Best match: tmpl_sales_monthly
Reason: scenario match (sales), variable overlap (revenue, profit…)

Step 4 — Load template and fill with data insights

template_content = template_manager.get_template_content("tmpl_sales_monthly")
filled_report = fill_template_variables(template_content, data_insights)

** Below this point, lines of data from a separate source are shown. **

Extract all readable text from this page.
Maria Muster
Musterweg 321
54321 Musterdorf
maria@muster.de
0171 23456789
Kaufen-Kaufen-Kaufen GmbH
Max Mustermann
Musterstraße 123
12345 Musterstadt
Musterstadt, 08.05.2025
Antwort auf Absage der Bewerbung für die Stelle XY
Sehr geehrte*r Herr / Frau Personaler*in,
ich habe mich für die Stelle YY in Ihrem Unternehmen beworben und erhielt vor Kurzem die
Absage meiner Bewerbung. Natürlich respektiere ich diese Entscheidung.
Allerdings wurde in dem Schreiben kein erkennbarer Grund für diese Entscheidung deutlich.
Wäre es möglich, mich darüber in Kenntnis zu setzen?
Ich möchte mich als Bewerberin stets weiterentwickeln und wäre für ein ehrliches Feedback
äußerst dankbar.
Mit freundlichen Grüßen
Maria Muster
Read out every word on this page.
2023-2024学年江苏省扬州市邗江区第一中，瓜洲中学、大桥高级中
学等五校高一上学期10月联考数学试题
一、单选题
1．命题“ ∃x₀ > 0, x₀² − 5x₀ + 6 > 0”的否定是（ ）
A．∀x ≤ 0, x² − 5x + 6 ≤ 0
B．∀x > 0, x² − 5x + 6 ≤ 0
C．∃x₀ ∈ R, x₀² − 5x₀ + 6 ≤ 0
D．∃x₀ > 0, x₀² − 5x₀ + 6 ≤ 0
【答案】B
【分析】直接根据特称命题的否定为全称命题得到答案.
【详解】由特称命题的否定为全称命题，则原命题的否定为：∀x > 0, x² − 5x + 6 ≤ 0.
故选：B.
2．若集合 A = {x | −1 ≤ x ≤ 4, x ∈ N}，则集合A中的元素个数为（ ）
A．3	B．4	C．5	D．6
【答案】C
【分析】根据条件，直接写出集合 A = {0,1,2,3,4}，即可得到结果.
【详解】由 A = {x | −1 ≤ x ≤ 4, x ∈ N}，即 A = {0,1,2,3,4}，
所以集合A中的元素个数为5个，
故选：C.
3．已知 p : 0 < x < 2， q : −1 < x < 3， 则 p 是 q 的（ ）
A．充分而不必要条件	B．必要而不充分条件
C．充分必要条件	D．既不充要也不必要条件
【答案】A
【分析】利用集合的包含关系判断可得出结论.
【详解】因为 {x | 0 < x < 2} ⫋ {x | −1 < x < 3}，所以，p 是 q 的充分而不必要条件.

Fallback behavior (no match)

| Scenario | Behavior | |----------|----------| | No suitable template | LLM generates report freely | | Partial match | LLM uses template structure as reference, generates the rest | | Empty template library | LLM creates a professional report from scratch |

Template variable syntax (auto-detected)

| Format | Example | |--------|---------| | Single braces | {variable_name} | | Double braces | {{variable_name}} | | Square brackets | [variable_name] | | Percent signs | %variable_name% |


Template Management

Supported template formats

| Format | Extension | Processing | |--------|-----------|-----------| | Markdown | .md, .markdown | Native support | | Word | .docx | Extracts text and preserves formatting | | PDF | .pdf | Extracts text and structure | | Plain text | .txt | Simple template parsing |

Operations / 操作指令

Upload / Save a template

  • Triggers: upload template, add template, save template
    / 触发词:上传模板添加模板保存模板
User: Save this sales report as a template.
AI:   ✅ Template saved: "Sales Report" (Markdown, 8 variables detected)

View template library

  • Triggers: my templates, template list, show templates
    / 触发词:我的模板模板列表查看模板
User: Show my templates.
AI:   📋 Your templates (3):
      1. Monthly Sales Report (Markdown) — monthly sales analysis
      2. Project Progress (Word) — project tracking
      3. Financial Report (PDF) — financial analysis

Auto-matching (seamless)

User: Analyze this month's sales data.
AI:   🎯 Matched template: "Monthly Sales Report"
      📊 Auto-filling variables: revenue, profit, growth rate
      📄 Generating professional report…

Template management error handling

| Error | User message | Suggested action | |-------|-------------|-----------------| | Unsupported format | "Supported formats: PDF, Word, Markdown." | Convert and retry | | Template already exists | "Template 'Sales Report' already exists." | Overwrite, rename, or cancel | | No match found | "No exact template match found." | Use generic template or create new | | Missing variables | "Data missing: revenue, profit." | Check data file or use defaults |


Key Principles

  1. Multi-file first — Users often upload multiple files. Guide proactively; handle batches gracefully.
  2. Confirm before executing — Always show a data summary and confirm understanding before recommending analysis direction.
  3. LLM chooses chart types — Recommend based on data semantics; never hard-code mapping rules.
  4. Template-first report generation — Use a saved template when a good match exists; fall back to free-form only when necessary.
  5. Dynamic path resolution — Absolute paths must never be hard-coded; resolve all paths at runtime.
  6. Immediate result presentation — Charts via preview_url; Markdown reports via open_result_view.